Broccoli, steamed. Corn, boiled on cob exactly four minutes and cut off when cool enough. Cabbage, sliced and sauteed at medium high heat in EV Olive Oil with water as needed.
But what are the festive doodley-whoppers? They're Bean Croquettes adapted from Vegan Planet. She has them with canned black beans, but I used what we had, which were pretty well cooked aduki beans, drained. I replaced her shallots with red onion and a clove of garlic, kept the parsley, but switched her bread crumbs with oatmeal and a little oat bran. I contemplated replacing the potatoes with yam, and next time I may. I think some scallions would also be good. Also, I baked mine, she fries hers.
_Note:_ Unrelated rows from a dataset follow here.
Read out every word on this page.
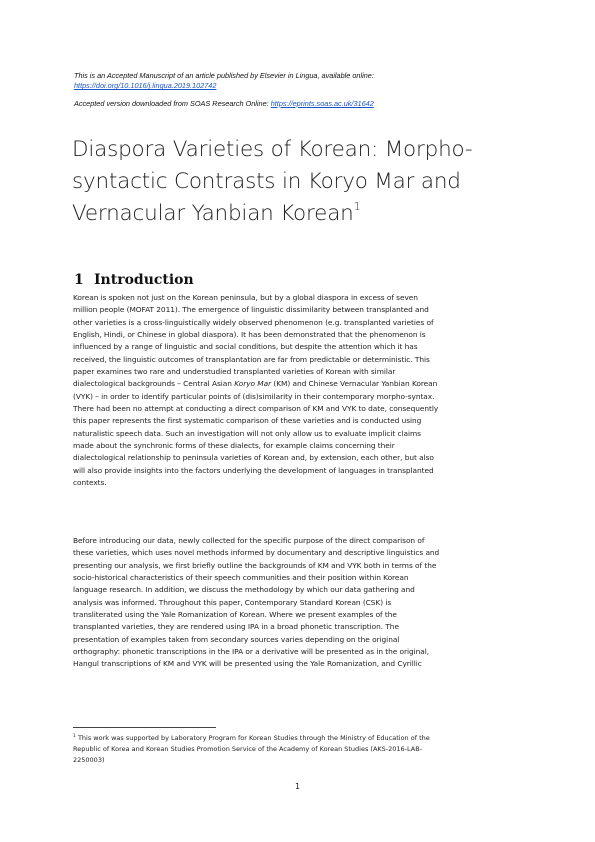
This is an Accepted Manuscript of an article published by Elsevier in Lingua, available online:
https://doi.org/10.1016/j.lingua.2019.102742
Accepted version downloaded from SOAS Research Online: https://eprints.soas.ac.uk/31642
Diaspora Varieties of Korean: Morpho-
syntactic Contrasts in Koryo Mar and
Vernacular Yanbian Korean$^1$
1 Introduction
Korean is spoken not just on the Korean peninsula, but by a global diaspora in excess of seven
million people (MOFAT 2011). The emergence of linguistic dissimilarity between transplanted and
other varieties is a cross-linguistically widely observed phenomenon (e.g. transplanted varieties of
English, Hindi, or Chinese in global diaspora). It has been demonstrated that the phenomenon is
influenced by a range of linguistic and social conditions, but despite the attention which it has
received, the linguistic outcomes of transplantation are far from predictable or deterministic. This
paper examines two rare and understudied transplanted varieties of Korean with similar
dialectological backgrounds – Central Asian Koryo Mar (KM) and Chinese Vernacular Yanbian Korean
(VYK) – in order to identify particular points of (dis)similarity in their contemporary morpho-syntax.
There had been no attempt at conducting a direct comparison of KM and VYK to date, consequently
this paper represents the first systematic comparison of these varieties and is conducted using
naturalistic speech data. Such an investigation will not only allow us to evaluate implicit claims
made about the synchronic forms of these dialects, for example claims concerning their
dialectological relationship to peninsula varieties of Korean and, by extension, each other, but also
will also provide insights into the factors underlying the development of languages in transplanted
contexts.
Before introducing our data, newly collected for the specific purpose of the direct comparison of
these varieties, which uses novel methods informed by documentary and descriptive linguistics and
presenting our analysis, we first briefly outline the backgrounds of KM and VYK both in terms of the
socio-historical characteristics of their speech communities and their position within Korean
language research. In addition, we discuss the methodology by which our data gathering and
analysis was informed. Throughout this paper, Contemporary Standard Korean (CSK) is
transliterated using the Yale Romanization of Korean. Where we present examples of the
transplanted varieties, they are rendered using IPA in a broad phonetic transcription. The
presentation of examples taken from secondary sources varies depending on the original
orthography: phonetic transcriptions in the IPA or a derivative will be presented as in the original,
Hangul transcriptions of KM and VYK will be presented using the Yale Romanization, and Cyrillic
$^1$ This work was supported by Laboratory Program for Korean Studies through the Ministry of Education of the
Republic of Korea and Korean Studies Promotion Service of the Academy of Korean Studies (AKS-2016-LAB-
2250003)
1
On top is a couli of red peppers, purple onions, a touch of garlic and some lemon juice, all sauteed, then run through the food processor, which was out anyway because of the croquettes.
Lemon can be drizzled over everything but the corn. This was all awesome at dinner the night before, when we had kabocha squash as well. The baked croquettes are not storing as well as I'd like them to, but I'm willing to bet that a reheat involving frying in good oil would restore them beautifully.
The lunch was filling and satisfying. We started with a mushroom soup, and ended with maple sweetened Sun Drop oat cookies. Those were a hit, so I'll post the recipe soon.